Some courtiers are understood to be concerned that one consequence of such an open approach is more intrusive documentaries, which may ultimately be damaging to the reputations of Diana and Prince Charles and upsetting for their sons.

“It has been ill thought through,” said one source, who remarked that cooperating with two broadcasters only sent other broadcasters “scrambling for whatever [other material] they can get.

“Prince Harry and the Duke [of Cambridge] sort of have to take what they get now,” the source said. “I don’t believe Diana is being remembered now as the saint she has been painted to be. They will be thinking this is terribly unfortunate and they have been ill advised.”

However, William and Harry are understood to have been long resigned to the fact that the 20th anniversary of their mother’s death would always spark a proliferation of new TV programmes, not just in the UK but also in the US and Europe.

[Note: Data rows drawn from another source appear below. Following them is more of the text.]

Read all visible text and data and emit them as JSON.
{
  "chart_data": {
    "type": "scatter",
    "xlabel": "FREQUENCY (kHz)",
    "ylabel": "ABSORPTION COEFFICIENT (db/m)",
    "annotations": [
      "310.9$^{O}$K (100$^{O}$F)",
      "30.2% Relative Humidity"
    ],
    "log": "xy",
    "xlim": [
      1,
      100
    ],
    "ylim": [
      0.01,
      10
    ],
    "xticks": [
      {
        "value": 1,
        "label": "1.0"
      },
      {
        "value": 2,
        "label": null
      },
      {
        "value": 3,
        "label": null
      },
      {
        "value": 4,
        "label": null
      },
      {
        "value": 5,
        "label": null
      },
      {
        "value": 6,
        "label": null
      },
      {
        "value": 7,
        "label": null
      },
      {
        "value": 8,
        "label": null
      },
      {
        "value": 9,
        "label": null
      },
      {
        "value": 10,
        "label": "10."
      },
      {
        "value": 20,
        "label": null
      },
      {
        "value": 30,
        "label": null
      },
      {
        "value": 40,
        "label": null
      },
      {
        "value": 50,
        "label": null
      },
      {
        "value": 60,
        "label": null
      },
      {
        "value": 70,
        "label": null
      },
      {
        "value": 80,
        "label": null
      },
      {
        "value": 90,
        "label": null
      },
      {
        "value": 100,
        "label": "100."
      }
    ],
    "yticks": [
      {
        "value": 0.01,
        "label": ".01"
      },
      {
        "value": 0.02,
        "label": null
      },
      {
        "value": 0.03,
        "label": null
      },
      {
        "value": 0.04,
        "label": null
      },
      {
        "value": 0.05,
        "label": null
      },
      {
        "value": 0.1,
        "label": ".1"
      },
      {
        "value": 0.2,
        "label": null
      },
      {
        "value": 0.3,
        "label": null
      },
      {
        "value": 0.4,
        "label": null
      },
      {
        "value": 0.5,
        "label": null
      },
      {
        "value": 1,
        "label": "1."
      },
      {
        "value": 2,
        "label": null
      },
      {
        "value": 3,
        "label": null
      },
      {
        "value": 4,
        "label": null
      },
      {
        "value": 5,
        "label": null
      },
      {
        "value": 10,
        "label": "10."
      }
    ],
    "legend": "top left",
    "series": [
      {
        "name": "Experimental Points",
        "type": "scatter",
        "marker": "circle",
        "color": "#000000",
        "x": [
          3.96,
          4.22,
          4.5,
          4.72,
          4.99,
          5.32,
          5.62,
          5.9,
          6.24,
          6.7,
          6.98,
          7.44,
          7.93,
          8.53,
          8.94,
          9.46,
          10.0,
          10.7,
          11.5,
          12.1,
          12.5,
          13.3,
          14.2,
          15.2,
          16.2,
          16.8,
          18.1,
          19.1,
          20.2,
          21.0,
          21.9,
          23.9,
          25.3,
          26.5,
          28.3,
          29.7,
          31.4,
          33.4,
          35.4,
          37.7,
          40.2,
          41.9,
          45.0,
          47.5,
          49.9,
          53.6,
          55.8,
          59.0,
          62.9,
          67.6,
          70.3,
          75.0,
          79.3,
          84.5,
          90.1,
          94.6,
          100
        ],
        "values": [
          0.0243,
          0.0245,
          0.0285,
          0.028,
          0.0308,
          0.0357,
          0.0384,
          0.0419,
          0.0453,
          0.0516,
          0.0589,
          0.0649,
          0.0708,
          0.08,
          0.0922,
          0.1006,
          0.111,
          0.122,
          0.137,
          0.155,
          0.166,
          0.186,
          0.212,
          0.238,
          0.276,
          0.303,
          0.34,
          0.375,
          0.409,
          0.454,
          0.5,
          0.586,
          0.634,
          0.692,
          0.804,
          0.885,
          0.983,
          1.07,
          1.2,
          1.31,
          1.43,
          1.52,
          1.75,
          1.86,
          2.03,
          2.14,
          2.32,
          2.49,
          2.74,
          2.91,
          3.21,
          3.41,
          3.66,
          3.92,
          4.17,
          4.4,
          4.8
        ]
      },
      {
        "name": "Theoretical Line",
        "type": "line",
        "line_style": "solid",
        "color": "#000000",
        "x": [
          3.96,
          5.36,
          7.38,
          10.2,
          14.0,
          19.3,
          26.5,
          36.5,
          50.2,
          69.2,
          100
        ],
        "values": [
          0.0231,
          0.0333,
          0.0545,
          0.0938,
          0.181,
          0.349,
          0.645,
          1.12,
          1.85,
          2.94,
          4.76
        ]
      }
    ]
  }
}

They are understood to feel that cooperating with the BBC and ITV would not have contributed to the way other broadcasters are choosing to commemorate their mother’s death. Their spokesman declined to comment.

‘Therapy should remain private’

Monckton was a close friend of the princess and holidayed with her in Greece a fortnight before the fatal car crash in Paris that claimed her life on Aug 31, 1997. She said she was around Diana when she made the tapes with Settelen.

“It was like therapy, what she was doing,” said Monckton. “I was around at that time. It was very wrong of him to ask all those leading questions and it was naive of her to have agreed to do it, but nonetheless it was like a therapy and therapy should remain private.”

She said that to broadcast these tapes to the nation is an “intrusion” and would likely be painful for the princes.

“It is unimaginable what it must be like for them, and I think one of the things they have struggled with is this public ownership of their mother,” Monckton said. “That is a very difficult thing to get your head around.”

A spokeswoman for Channel 4 said: “The excerpts from the tapes recorded with Peter Settelen have never been shown before on British television and are an important historical source. We carefully considered all the material used in the documentary and, though the recordings were made in private, the subjects covered are a matter of public record and provide a unique insight into the preparations Diana undertook to gain a public voice and tell her own personal story, which culminated in her later interview for Panorama. This unique portrait of Diana gives her a voice and places it front and centre at a time when the nation will be reflecting on her life and death.”